Wireworm damage to wheat seedlings: effect of temperature and wireworm state.

van Herk, W.G. and Vernon, R.S. (2013). "Wireworm damage to wheat seedlings: effect of temperature and wireworm state.", Journal of Pest Science, 86(1), pp. 63-75. doi : 10.1007/s10340-012-0461-y  Access to full text

Abstract

We describe the results of four laboratory studies designed to measure the effect of temperature and wireworm appetence, weight, and degree of Metarhizium infection on their ability to damage wheat seedlings. Wireworm activity, measured from wireworm speed, increased linearly from 6 to 18 °C and leveled off thereafter. Plant emergence and growth increased exponentially from 6 to 22 °C for wheat cultivars AC Barrie and AC Unity VB. Plant root:shoot ratio at Zadoks 13 was highest at 14 °C and lowest at 22 °C for AC Barrie.
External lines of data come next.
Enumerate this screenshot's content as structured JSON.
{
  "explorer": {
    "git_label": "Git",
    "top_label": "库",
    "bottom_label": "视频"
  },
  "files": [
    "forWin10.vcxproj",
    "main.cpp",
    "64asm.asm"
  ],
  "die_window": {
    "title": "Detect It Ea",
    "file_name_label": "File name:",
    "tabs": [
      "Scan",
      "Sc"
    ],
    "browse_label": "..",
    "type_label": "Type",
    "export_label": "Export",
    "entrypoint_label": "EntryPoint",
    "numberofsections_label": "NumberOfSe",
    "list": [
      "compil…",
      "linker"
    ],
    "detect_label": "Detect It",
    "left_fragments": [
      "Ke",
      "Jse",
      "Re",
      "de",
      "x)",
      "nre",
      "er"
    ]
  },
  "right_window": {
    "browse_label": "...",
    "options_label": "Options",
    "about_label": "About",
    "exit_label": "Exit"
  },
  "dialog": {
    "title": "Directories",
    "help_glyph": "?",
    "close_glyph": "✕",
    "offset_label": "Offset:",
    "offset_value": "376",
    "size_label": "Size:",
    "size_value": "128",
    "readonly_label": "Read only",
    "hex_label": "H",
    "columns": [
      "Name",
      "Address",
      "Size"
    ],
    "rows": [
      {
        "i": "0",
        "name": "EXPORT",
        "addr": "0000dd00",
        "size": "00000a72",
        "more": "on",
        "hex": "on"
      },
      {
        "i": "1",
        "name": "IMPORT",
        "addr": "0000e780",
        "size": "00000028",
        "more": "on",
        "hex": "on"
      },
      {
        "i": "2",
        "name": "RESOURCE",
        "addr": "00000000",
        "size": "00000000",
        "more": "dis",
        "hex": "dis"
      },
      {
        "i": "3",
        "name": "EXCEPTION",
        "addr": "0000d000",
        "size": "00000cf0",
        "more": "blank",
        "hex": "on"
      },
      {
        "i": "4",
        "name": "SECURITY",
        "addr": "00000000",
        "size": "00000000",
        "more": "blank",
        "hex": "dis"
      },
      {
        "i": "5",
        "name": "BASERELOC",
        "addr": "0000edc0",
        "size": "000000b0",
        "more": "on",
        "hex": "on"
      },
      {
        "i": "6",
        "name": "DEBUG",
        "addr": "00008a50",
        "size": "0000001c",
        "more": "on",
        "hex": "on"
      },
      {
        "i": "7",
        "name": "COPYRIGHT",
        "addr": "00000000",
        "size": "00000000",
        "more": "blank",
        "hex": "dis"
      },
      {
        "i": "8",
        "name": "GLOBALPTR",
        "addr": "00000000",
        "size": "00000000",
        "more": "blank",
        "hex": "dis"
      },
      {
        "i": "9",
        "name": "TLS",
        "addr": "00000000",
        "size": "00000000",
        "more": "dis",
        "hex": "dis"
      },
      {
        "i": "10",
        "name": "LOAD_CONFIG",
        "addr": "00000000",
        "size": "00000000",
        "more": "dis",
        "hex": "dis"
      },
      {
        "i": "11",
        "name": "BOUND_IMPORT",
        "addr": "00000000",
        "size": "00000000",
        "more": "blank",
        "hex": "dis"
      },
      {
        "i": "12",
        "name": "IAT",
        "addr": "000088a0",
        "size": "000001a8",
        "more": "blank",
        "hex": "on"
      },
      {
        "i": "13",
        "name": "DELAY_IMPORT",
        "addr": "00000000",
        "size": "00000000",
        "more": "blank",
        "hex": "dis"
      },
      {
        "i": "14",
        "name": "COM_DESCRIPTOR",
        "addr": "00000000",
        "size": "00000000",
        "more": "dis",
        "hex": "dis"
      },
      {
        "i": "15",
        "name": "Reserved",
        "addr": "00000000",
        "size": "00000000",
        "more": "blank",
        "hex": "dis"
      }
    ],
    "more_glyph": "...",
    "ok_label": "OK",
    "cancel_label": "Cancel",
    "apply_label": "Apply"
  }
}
Wireworm weight and degree of infection with Metarhizium did not affect their ability to kill wheat seedlings, but wireworms in a feeding state caused significantly more damage than those in a non-feeding state when wheat was grown at 10, 14, 18, and 22 °C. Wireworms (ww) in a feeding state destroyed 1.8 seedlings/ww in 14 days at 22 °C if there were 1 or 2 wireworms in a pot, and 1.5 seedlings/ww if there were 4 wireworms in a pot. If 5 wireworms were placed in a pot, wireworms in a feeding state destroyed 0.3, 1.0, 0.9, 1.3, and 1.4 seedlings/ww in 46, 32, 25, 25, and 25 days at 6, 10, 14, 18, and 22 °C, respectively. Wireworm mortality from Metarhizium during 60 days of containment in pots in the study was higher in non-feeding than in feeding wireworms, and higher if wireworms were selected from a Metarhizium-infected colony than those selected from a non-infected colony. Some of the implications of these results for wireworm management and laboratory trials are discussed.